A recent nationwide benchmarking report indicates that 40 percent of the buildings on America’s university campuses were built between the years of 1960 and 1975. These buildings, many of which were constructed to accommodate increased enrollment that resulted from the post World War II baby boom, are nearing or have crossed the 50-year mark—a point at which most of their major component systems require replacement. Many have never undergone major renovation.
Here on the IU South Bend campus, Riverside Hall opened in the middle of this period—in 1969. It was built to house the campus’s dental hygiene program and the Labor Studies Department at a time when the then-relatively young campus was undergoing a period of rapid growth. In fact, IU South Bend had awarded its first four-year degrees just 2 years earlier.
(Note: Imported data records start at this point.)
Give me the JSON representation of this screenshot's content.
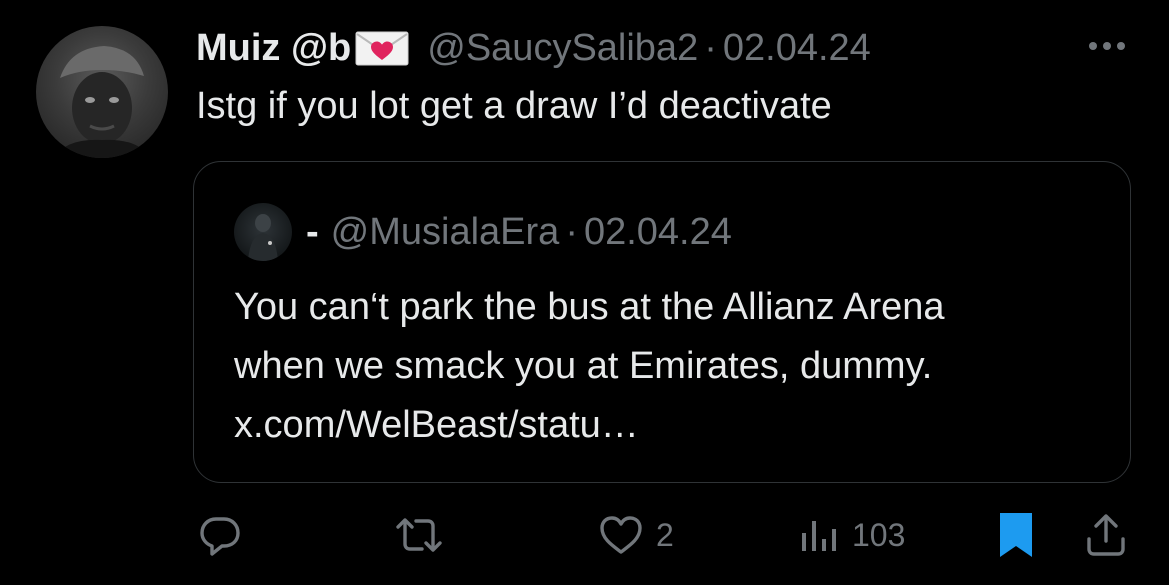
{
  "tweet": {
    "author_name": "Muiz @b",
    "author_handle": "@SaucySaliba2",
    "separator": "·",
    "date": "02.04.24",
    "text": "Istg if you lot get a draw I’d deactivate",
    "name_emoji_icon": "love-letter-icon",
    "avatar_icon": "profile-photo"
  },
  "quoted_tweet": {
    "author_name": "-",
    "author_handle": "@MusialaEra",
    "separator": "·",
    "date": "02.04.24",
    "text_lines": [
      "You can‘t park the bus at the Allianz Arena",
      "when we smack you at Emirates, dummy.",
      "x.com/WelBeast/statu…"
    ],
    "avatar_icon": "profile-photo"
  },
  "actions": {
    "reply_icon": "reply-icon",
    "retweet_icon": "retweet-icon",
    "like_icon": "heart-icon",
    "like_count": "2",
    "views_icon": "views-icon",
    "view_count": "103",
    "bookmark_icon": "bookmark-icon",
    "share_icon": "share-icon"
  },
  "colors": {
    "background": "#000000",
    "primary_text": "#e7e9ea",
    "secondary_text": "#71767b",
    "card_border": "#2f3336",
    "bookmark_active": "#1d9bf0"
  }
}
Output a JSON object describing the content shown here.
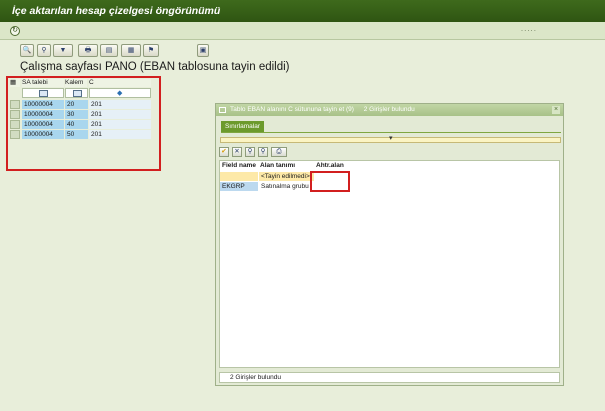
{
  "window": {
    "title": "İçe aktarılan hesap çizelgesi öngörünümü"
  },
  "appbar": {
    "dots": "....."
  },
  "toolbar": {
    "buttons": [
      {
        "glyph": "🔍"
      },
      {
        "glyph": "⚲"
      },
      {
        "glyph": "▼"
      },
      {
        "glyph": "🖶"
      },
      {
        "glyph": "▤"
      },
      {
        "glyph": "▦"
      },
      {
        "glyph": "⚑"
      },
      {
        "glyph": "▣"
      }
    ]
  },
  "report": {
    "title": "Çalışma sayfası PANO (EBAN tablosuna tayin edildi)"
  },
  "main_grid": {
    "headers": [
      "SA talebi",
      "Kalem",
      "C"
    ],
    "rows": [
      {
        "sa": "10000004",
        "kalem": "20",
        "c": "201"
      },
      {
        "sa": "10000004",
        "kalem": "30",
        "c": "201"
      },
      {
        "sa": "10000004",
        "kalem": "40",
        "c": "201"
      },
      {
        "sa": "10000004",
        "kalem": "50",
        "c": "201"
      }
    ]
  },
  "popup": {
    "title": "Tablo EBAN alanını C sütununa tayin et (9)",
    "title_count": "2 Girişler bulundu",
    "close": "×",
    "tab": "Sınırlamalar",
    "headers": [
      "Field name",
      "Alan tanımı",
      "Ahtr.alan"
    ],
    "rows": [
      {
        "field": "",
        "desc": "<Tayin edilmedi>",
        "alt": ""
      },
      {
        "field": "EKGRP",
        "desc": "Satınalma grubu",
        "alt": ""
      }
    ],
    "status": "2 Girişler bulundu"
  }
}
Today’s symbolic groundbreaking reminds us that the history of this campus is inextricably linked to the history of this notable city, and nowhere is that more apparent than in the changing campus landscape. Many of you, I am sure, remember the Stanz Cheese Processing Plant, which became the Fine Arts Building; or the Hutchins Tool and Die Company which became Greenlawn Hall; or the Army Reserve Center, which became the Purdue Technology Building.
Just as these buildings reflect IU South Bend’s commendable history of making new use of existing buildings, so too will the renovation and repurposing of Riverside Hall.
IU’s commitment to healthcare education and promoting wellness
Because the renovated Riverside Hall will house clinical spaces, health science programs, and an expanded campus Health and Wellness Center, the renovation for which we break ground today also reflects Indiana University’s commitment to excellence in the health sciences and health care.
IU plays an essential role in the provision of health-related services to the people of Indiana and to the nation through its clinical schools, which educate the overwhelming share of health sciences professionals in Indiana.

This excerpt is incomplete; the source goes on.